I'm not here to prove that I'm qualified, because I know that I'm qualified. I'm here to provide good dental care. And if that’s what the patient wants, then that is what I am going to give them. However, if they’re going to insult me or try to make me feel less than, then it’s obvious that I am not the person for them, and I am perfectly okay with that. But what I'm not going to do is sit there tolerate that.
I've been in cases where a white man would walk in the room and receive the ultimate respect, but I barely get any eye contact. Before, I used to be really offended by that but then had to learn that that's not my issue, it’s theirs. That's not for me to take that home. I can't take home, someone not thinking I deserve to be a dentist. That's not my responsibility. The only thing I can do is just be the best version of myself and hope that it changes their opinion, of not only me but other people who look like me.
NDN: What do you think that the future holds for Black dentists? Do you see an influx of Black dentists or the numbers staying where they are?
: Yes, I do. Especially with social media, the number has increased since before, I was even applying. People can see themselves in other people, and with there being all of these minority professional pages people can see that and feel like they can do it too. And I think that because of that, you now have this connection with people to reach out and talk to.

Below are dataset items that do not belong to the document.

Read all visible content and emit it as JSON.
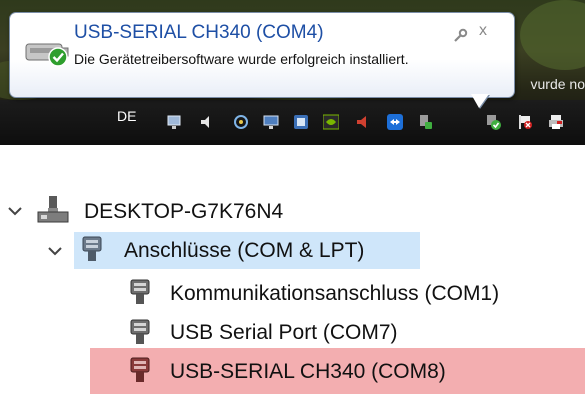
{
  "notification": {
    "title": "USB-SERIAL CH340 (COM4)",
    "message": "Die Gerätetreibersoftware wurde erfolgreich installiert.",
    "close_glyph": "x",
    "device_icon": "usb-device-icon",
    "success_icon": "green-check-icon"
  },
  "taskbar": {
    "language": "DE",
    "background_text": "vurde no",
    "tray_icons": [
      "network-icon",
      "speaker-icon",
      "sync-icon",
      "display-icon",
      "update-icon",
      "nvidia-icon",
      "volume-icon",
      "teamviewer-icon",
      "device-install-icon",
      "device-success-icon",
      "flag-icon",
      "printer-icon"
    ]
  },
  "device_manager": {
    "computer_name": "DESKTOP-G7K76N4",
    "category": "Anschlüsse (COM & LPT)",
    "ports": [
      {
        "label": "Kommunikationsanschluss (COM1)",
        "highlighted": false
      },
      {
        "label": "USB Serial Port (COM7)",
        "highlighted": false
      },
      {
        "label": "USB-SERIAL CH340 (COM8)",
        "highlighted": true
      }
    ],
    "colors": {
      "selection": "#cfe6fa",
      "highlight": "#f3aeb0",
      "title_blue": "#1e4fa5"
    }
  }
}
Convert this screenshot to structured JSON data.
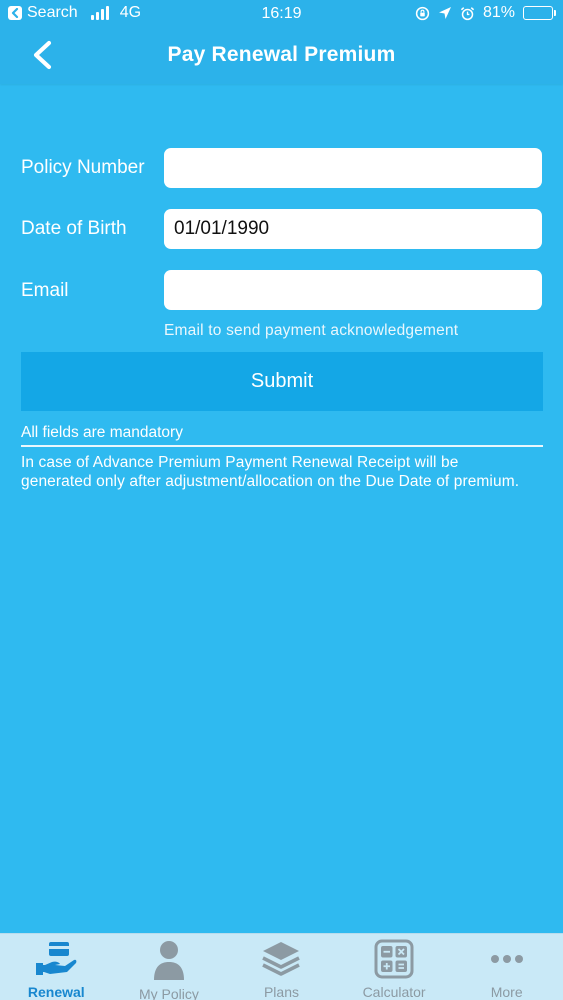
{
  "status_bar": {
    "back_app": "Search",
    "network": "4G",
    "time": "16:19",
    "battery": "81%",
    "battery_level": 0.81
  },
  "nav": {
    "title": "Pay Renewal Premium",
    "back_icon": "chevron-left-icon"
  },
  "form": {
    "policy_number": {
      "label": "Policy Number",
      "value": "",
      "placeholder": ""
    },
    "dob": {
      "label": "Date of Birth",
      "value": "01/01/1990",
      "placeholder": ""
    },
    "email": {
      "label": "Email",
      "value": "",
      "placeholder": "",
      "hint": "Email to send payment acknowledgement"
    },
    "submit_label": "Submit",
    "mandatory_text": "All fields are mandatory",
    "note": "In case of Advance Premium Payment Renewal Receipt will be generated only after adjustment/allocation on the Due Date of premium."
  },
  "tabs": [
    {
      "label": "Renewal",
      "icon": "renewal-hand-card-icon",
      "active": true
    },
    {
      "label": "My Policy",
      "icon": "person-icon",
      "active": false
    },
    {
      "label": "Plans",
      "icon": "layers-icon",
      "active": false
    },
    {
      "label": "Calculator",
      "icon": "calculator-icon",
      "active": false
    },
    {
      "label": "More",
      "icon": "more-dots-icon",
      "active": false
    }
  ],
  "colors": {
    "background": "#2fbaf0",
    "header": "#2cb2ea",
    "submit": "#14a7e6",
    "tab_bar": "#c9e9f7",
    "tab_active": "#1887cf",
    "tab_inactive": "#8c9aa3"
  }
}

NDN: What advice would you give to the next generation of Black dentists?
: I would just say to be themselves completely. That was something that I struggled with in the beginning. Coming into this field, I thought the only way to be successful was to act and be like my Caucasian counterparts. And I was still unqualified, because of my skin color. It was at that moment that I realized, I might as well be who I want to be because I’m going to face adversity either way. I think having that experience so early in my career has made me free to be who I want to be. And because of that, I actually connect a lot more with people and my patients.